After my initial skepticism and mild disgust at how easily ChatGPT cranks out answers, I decided to use it for my first piece of fiction on Wormhole Stories. To be clear, every scene of Broken Dreamscapes I wrote myself. Painstakingly. Sentence after sentence for hours. Even for someone who wants to embrace AI as a writing tool, it felt dirty to have it write the actual fiction. I'd be tricking you, the reader, and that's the last thing I wanted to do. Besides, I enjoy playing with language to write something that's unique, quirky, me. So I’ve written everything myself.
However, ChatGPT has been tremendously helpful for everything around the actual writing. It's at its best when I give it a long prompt with a particular idea, a tiny seed, and ask it to give me some suggestions that build on that idea. For example, I knew I wanted Broken Dreamscapes to be about some kind of device with weird powers in a science-fiction world. I asked ChatGPT for a few interesting settings and eventually it gave me the Dream Nexus.
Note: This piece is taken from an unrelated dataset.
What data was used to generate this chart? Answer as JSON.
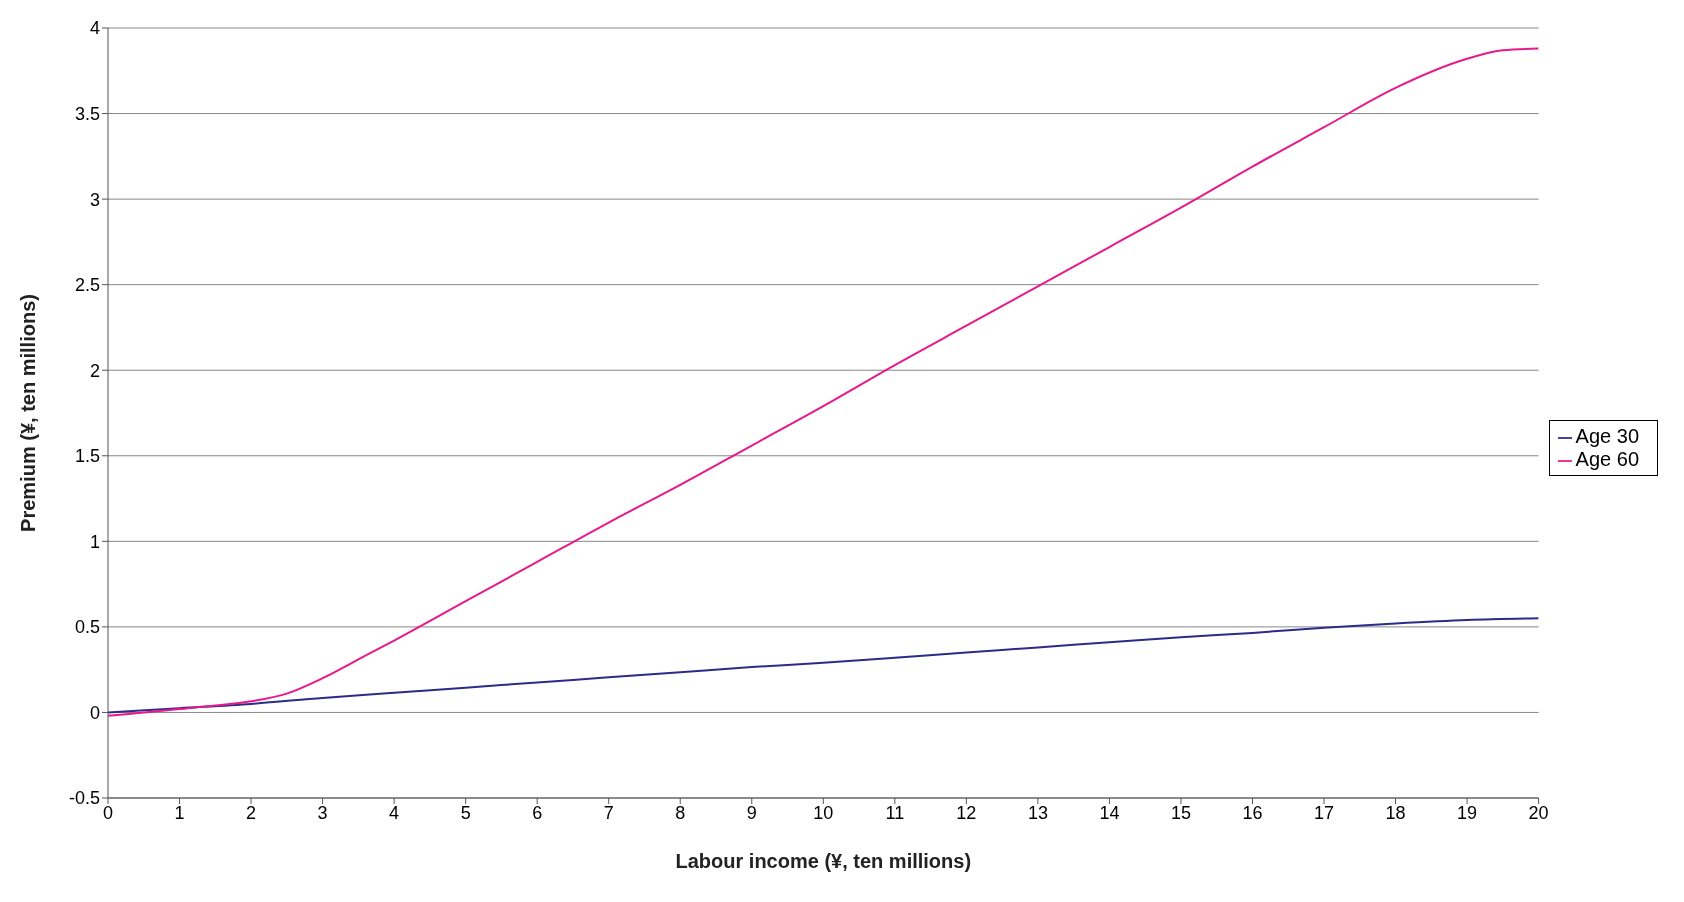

But here's what's important: ChatGPT gave me many other suggestions too. Most were garbage. Even its suggestion about the Dream Nexus wasn't very good at first, but it was good enough that it got me thinking about it. I asked it to elaborate, came up with my own ideas, added those to my prompts, and slowly we began building something that I thought was good enough to create a story about.
Here’s another example. During the final scene of Broken Dreamscapes, I wanted the offdream community to have a mural on a factory wall. Instead of breaking my head over what it could be, I asked ChatGPT to give me some suggestions. Because everything about Broken Dreamscapes is in one long chat, ChatGPT had all the context it needed to come up with a few suggestions, one of which was the large tree with mechanical roots, which I liked enough to put into the story.
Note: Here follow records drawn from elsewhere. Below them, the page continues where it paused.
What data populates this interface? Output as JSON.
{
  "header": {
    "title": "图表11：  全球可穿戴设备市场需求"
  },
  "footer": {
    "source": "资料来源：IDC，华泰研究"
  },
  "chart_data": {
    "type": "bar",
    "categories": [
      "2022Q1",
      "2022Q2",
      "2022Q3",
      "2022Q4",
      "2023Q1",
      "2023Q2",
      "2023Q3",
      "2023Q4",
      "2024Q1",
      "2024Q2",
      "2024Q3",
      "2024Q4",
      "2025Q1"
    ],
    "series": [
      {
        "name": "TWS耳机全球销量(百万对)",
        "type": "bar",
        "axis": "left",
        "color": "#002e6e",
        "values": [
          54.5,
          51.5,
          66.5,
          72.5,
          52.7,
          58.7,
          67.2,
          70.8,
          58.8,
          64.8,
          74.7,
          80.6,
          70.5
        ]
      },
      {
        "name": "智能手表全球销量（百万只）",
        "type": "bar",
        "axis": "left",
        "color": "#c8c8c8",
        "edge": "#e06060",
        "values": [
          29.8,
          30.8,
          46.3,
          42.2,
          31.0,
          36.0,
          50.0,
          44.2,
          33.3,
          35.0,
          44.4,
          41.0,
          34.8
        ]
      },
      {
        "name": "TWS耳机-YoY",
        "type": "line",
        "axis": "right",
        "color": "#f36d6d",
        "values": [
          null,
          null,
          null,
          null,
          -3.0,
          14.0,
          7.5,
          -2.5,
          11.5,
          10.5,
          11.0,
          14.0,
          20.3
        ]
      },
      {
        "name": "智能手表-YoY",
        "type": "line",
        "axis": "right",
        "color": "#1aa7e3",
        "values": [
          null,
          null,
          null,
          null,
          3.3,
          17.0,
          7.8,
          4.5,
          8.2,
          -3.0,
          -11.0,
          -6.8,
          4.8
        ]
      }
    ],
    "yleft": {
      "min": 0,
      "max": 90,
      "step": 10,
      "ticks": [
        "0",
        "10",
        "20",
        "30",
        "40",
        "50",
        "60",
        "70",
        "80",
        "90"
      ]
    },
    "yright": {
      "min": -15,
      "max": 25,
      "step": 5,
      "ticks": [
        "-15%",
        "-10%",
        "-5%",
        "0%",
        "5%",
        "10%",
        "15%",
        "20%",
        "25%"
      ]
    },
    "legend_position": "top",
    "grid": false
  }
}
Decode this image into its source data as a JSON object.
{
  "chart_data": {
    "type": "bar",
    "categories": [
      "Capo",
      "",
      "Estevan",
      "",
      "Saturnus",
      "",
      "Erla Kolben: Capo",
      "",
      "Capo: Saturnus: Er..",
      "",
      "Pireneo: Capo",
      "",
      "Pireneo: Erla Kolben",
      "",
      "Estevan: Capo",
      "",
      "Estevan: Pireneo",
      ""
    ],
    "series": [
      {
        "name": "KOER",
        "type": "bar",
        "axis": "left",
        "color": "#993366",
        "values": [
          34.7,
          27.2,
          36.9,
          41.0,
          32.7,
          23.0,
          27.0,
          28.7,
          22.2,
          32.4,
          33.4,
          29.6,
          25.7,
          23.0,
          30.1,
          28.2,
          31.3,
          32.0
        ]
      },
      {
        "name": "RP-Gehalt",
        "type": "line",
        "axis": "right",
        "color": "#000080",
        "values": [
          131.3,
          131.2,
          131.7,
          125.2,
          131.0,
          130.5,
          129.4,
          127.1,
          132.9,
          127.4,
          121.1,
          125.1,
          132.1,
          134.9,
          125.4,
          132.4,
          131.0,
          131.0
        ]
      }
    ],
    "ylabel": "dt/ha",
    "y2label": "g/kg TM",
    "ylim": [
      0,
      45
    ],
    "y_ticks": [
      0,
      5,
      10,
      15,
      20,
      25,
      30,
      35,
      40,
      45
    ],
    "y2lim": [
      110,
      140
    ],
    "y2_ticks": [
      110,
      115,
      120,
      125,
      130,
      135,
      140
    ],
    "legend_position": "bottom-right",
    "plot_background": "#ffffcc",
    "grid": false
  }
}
It was a collaborative process. If I hadn't come up with the idea of the mural on the factory wall, there wouldn't have been one. And it wasn't always that easy either. I'd spend hours going back and forth with ChatGPT because I was dissatisfied with its answers. But the process of trying to clarify what I wanted to the AI actually helped me understand the story better too.
It makes me think of this: During his interview with Anderson Cooper, the legendary music producer Rick Rubin went viral when he said he couldn't play a musical instrument, couldn't work a soundboard, and doesn't know anything about music. Cooper was baffled. When he asked what Rubin got paid for, he said it was the confidence in his taste and his ability to express how he feels.
Although not as extreme, there's a similarity with how I felt using ChatGPT for Broken Dreamscapes. It's no longer purely about creation, about coming up with ideas from absolute scratch. It's more about curation, about choosing the ideas that you like and that make sense within the story.
Again, I want to emphasize that I did all the writing myself. That still felt like the right thing to do, and it often took the story in unexpected directions without the help of ChatGPT. But whenever I was trying to figure out how the story could continue or whenever I got stuck and needed a particular idea, I went back and forth with ChatGPT until we landed on something that I was excited to write about.
Is this blasphemy? Some writers will probably believe so. And perhaps this will never produce truly original fiction, as Ted Chiang argues in his New Yorker essay. But I believe it can. Where ChatGPT is the tinder, the human mind is the spark.